People living in more liberal states would have access to abortion, while those living in restrictive states would only have access if they have significant resources to leave the state.
“The consequences of abortion restrictions are pretty profound,” said Elizabeth Nash, Guttmacher’s chief state affairs officer. “They require people to pay out of pocket. They ask people to delay. They limit the number of abortion clinics available. They have a huge impact on what it looks like to have access to abortion care. “
She pointed to the Targeted Regulation of Abortion Providers (TRAP) laws that Texas enacted in 2013 that resulted in the closure of half of Texas’ abortion clinics, leaving only 20 in the state. While the laws were overturned by the Supreme Court in 2016, the damage was done and the clinics never reopened. The TRAP laws are also the reason Mississippi has only had one clinic for the past decade. This lack of access and the criminalization of abortions disproportionately affect the poorest people and color communities.
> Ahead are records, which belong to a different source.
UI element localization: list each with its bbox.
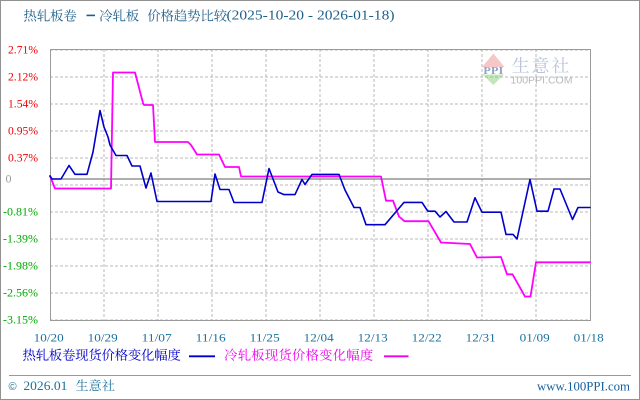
svg-text:11/16: 11/16 [196,330,226,344]
svg-text:-2.56%: -2.56% [3,286,38,300]
svg-text:01/18: 01/18 [574,330,604,344]
svg-text:0: 0 [6,172,12,186]
svg-text:PPI: PPI [483,66,503,77]
svg-text:-3.15%: -3.15% [3,313,38,327]
svg-text:-0.81%: -0.81% [3,205,38,219]
svg-text:1.54%: 1.54% [8,97,38,111]
svg-text:01/09: 01/09 [520,330,550,344]
svg-text:0.95%: 0.95% [8,124,38,138]
svg-text:(2025-10-20 - 2026-01-18): (2025-10-20 - 2026-01-18) [227,7,395,22]
svg-text:-1.39%: -1.39% [3,232,38,246]
svg-text:12/22: 12/22 [412,330,442,344]
svg-text:10/20: 10/20 [34,330,64,344]
svg-text:12/13: 12/13 [358,330,388,344]
svg-text:2.12%: 2.12% [8,70,38,84]
svg-text:-1.98%: -1.98% [3,259,38,273]
svg-text:12/04: 12/04 [304,330,334,344]
svg-text:11/07: 11/07 [142,330,172,344]
svg-text:2.71%: 2.71% [8,43,38,57]
svg-text:0.37%: 0.37% [8,151,38,165]
svg-text:©: © [9,381,17,393]
svg-text:www.100PPI.com: www.100PPI.com [537,379,630,394]
svg-text:11/25: 11/25 [250,330,280,344]
svg-text:2026.01: 2026.01 [23,378,67,393]
svg-text:12/31: 12/31 [466,330,496,344]
svg-text:10/29: 10/29 [88,330,118,344]
svg-text:100PPI.COM: 100PPI.COM [511,75,573,87]
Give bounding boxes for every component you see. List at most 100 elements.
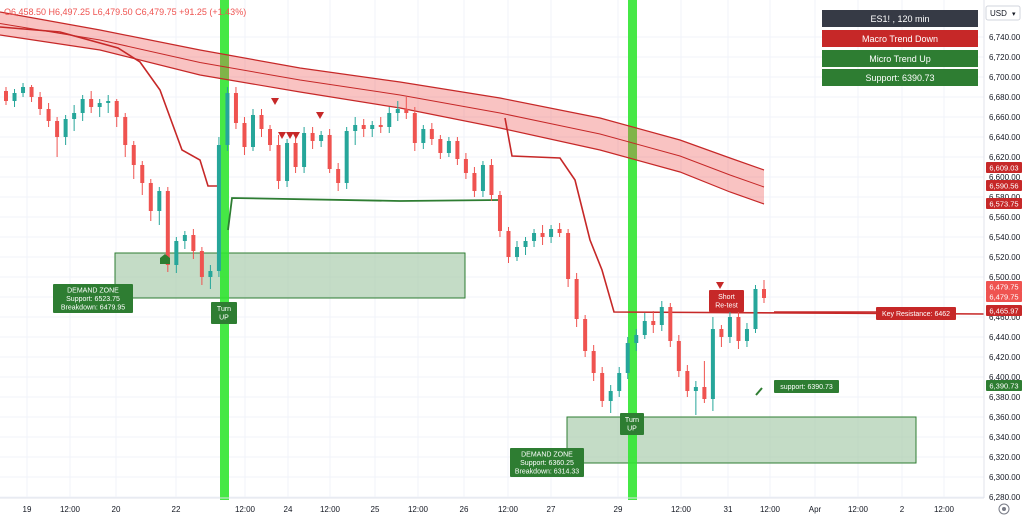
- y-tick-label: 6,580.00: [989, 193, 1021, 202]
- candle-body: [46, 109, 51, 121]
- demand-zone-1-label-text: Support: 6523.75: [66, 296, 120, 303]
- candle-body: [106, 101, 111, 103]
- candle-body: [89, 99, 94, 107]
- candle-body: [591, 351, 596, 373]
- candle-body: [250, 115, 255, 147]
- currency-selector[interactable]: [985, 5, 1021, 21]
- sell-signal-marker: [271, 98, 279, 105]
- y-tick-label: 6,520.00: [989, 253, 1021, 262]
- candle-body: [191, 235, 196, 251]
- demand-zone-1-label-bg: [53, 284, 133, 313]
- candle-body: [753, 289, 758, 329]
- demand-zone-2[interactable]: [566, 416, 917, 464]
- panel-support: Support: 6390.73: [865, 73, 934, 83]
- x-tick-label: 12:00: [934, 505, 955, 514]
- candle-body: [651, 321, 656, 325]
- short-retest-label-text: Short: [718, 294, 735, 301]
- y-tick-label: 6,360.00: [989, 413, 1021, 422]
- price-label-bg: [986, 198, 1022, 209]
- candle-body: [21, 87, 26, 93]
- candle-body: [29, 87, 34, 97]
- candle-body: [4, 91, 8, 101]
- x-tick-label: 12:00: [235, 505, 256, 514]
- demand-zone-2-label-text: Support: 6360.25: [520, 460, 574, 467]
- support-label-bg: [774, 380, 839, 393]
- y-tick-label: 6,460.00: [989, 313, 1021, 322]
- y-tick-label: 6,640.00: [989, 133, 1021, 142]
- candle-body: [412, 113, 417, 143]
- x-tick-label: 12:00: [760, 505, 781, 514]
- sell-signal-marker: [278, 132, 286, 139]
- x-tick-label: 19: [23, 505, 32, 514]
- candle-body: [744, 329, 749, 341]
- x-tick-label: 26: [460, 505, 469, 514]
- settings-gear-center: [1002, 507, 1006, 511]
- candle-body: [327, 135, 332, 169]
- macro-band-lower: [0, 34, 765, 205]
- y-tick-label: 6,320.00: [989, 453, 1021, 462]
- panel-micro: Micro Trend Up: [869, 54, 931, 64]
- candles: [4, 83, 766, 415]
- candle-body: [395, 109, 400, 113]
- candle-body: [515, 247, 520, 257]
- candle-body: [387, 113, 392, 127]
- x-tick-label: 12:00: [671, 505, 692, 514]
- price-label-bg: [986, 291, 1022, 302]
- price-label-bg: [986, 380, 1022, 391]
- candle-body: [421, 129, 426, 143]
- candle-body: [336, 169, 341, 183]
- candle-body: [736, 317, 741, 341]
- sell-signal-marker: [292, 132, 300, 139]
- y-tick-label: 6,280.00: [989, 493, 1021, 502]
- y-tick-label: 6,380.00: [989, 393, 1021, 402]
- buy-signal-marker: [160, 254, 170, 264]
- candle-body: [63, 119, 68, 137]
- demand-zone-2-label-text: DEMAND ZONE: [521, 451, 573, 458]
- time-axis[interactable]: 19 12:00 20 22 12:00 24 12:00 25 12:00 26 12:00 27 2…: [23, 505, 955, 514]
- trend-lines: [0, 26, 985, 315]
- x-tick-label: 31: [724, 505, 733, 514]
- candle-body: [378, 125, 383, 127]
- candle-body: [319, 135, 324, 141]
- candle-body: [353, 125, 358, 131]
- key-resistance-label-bg: [876, 307, 956, 320]
- candle-body: [455, 141, 460, 159]
- turn-up-line-1: [220, 0, 229, 500]
- macro-trailing-line-1: [0, 26, 220, 187]
- demand-zones[interactable]: [114, 252, 917, 464]
- candle-body: [634, 335, 639, 343]
- candle-body: [532, 233, 537, 241]
- price-axis-bg: [984, 0, 1024, 518]
- y-tick-label: 6,400.00: [989, 373, 1021, 382]
- candle-body: [404, 109, 409, 113]
- candle-body: [438, 139, 443, 153]
- y-tick-label: 6,660.00: [989, 113, 1021, 122]
- panel-support-bg: [822, 69, 978, 86]
- candle-body: [676, 341, 681, 371]
- candle-body: [549, 229, 554, 237]
- candle-body: [583, 319, 588, 351]
- candle-body: [131, 145, 136, 165]
- turn-up-label-2-bg: [620, 413, 644, 435]
- candle-body: [148, 183, 153, 211]
- x-tick-label: Apr: [809, 505, 822, 514]
- turn-up-line-2: [628, 0, 637, 500]
- price-label-bg: [986, 305, 1022, 316]
- candle-body: [344, 131, 349, 183]
- demand-zone-2-label-bg: [510, 448, 584, 477]
- candle-body: [506, 231, 511, 257]
- y-tick-label: 6,600.00: [989, 173, 1021, 182]
- candle-body: [702, 387, 707, 399]
- settings-gear-icon[interactable]: [998, 503, 1010, 515]
- candle-body: [310, 133, 315, 141]
- candle-body: [668, 307, 673, 341]
- candle-body: [600, 373, 605, 401]
- short-retest-label-bg: [709, 290, 744, 312]
- price-label: 6,390.73: [989, 382, 1018, 391]
- demand-zone-1-label-text: DEMAND ZONE: [67, 287, 119, 294]
- candle-body: [472, 173, 477, 191]
- demand-zone-1[interactable]: [114, 252, 466, 299]
- candle-body: [114, 101, 119, 117]
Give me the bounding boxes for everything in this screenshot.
Drawing a parallel with her research in El Salvador, where abortion is totally banned, Oberman says desperation leads to black market abortion drugs that may be misused and high teen suicide rates when pregnant people see no way out.
“When there’s a lot of demand for something, don’t just drop it off making it illegal,” she said.
Without nonprofit abortion funds across the country like MRFF, pregnant people with no funding would be forced to have children they cannot or do not want to afford or to seek unsafe abortion methods.
“The anti-election movement has been working on it for nearly 50 years, and the people of the South largely live an existence before the Roe,” said Roberts. “We burned out but we are determined to keep fighting.”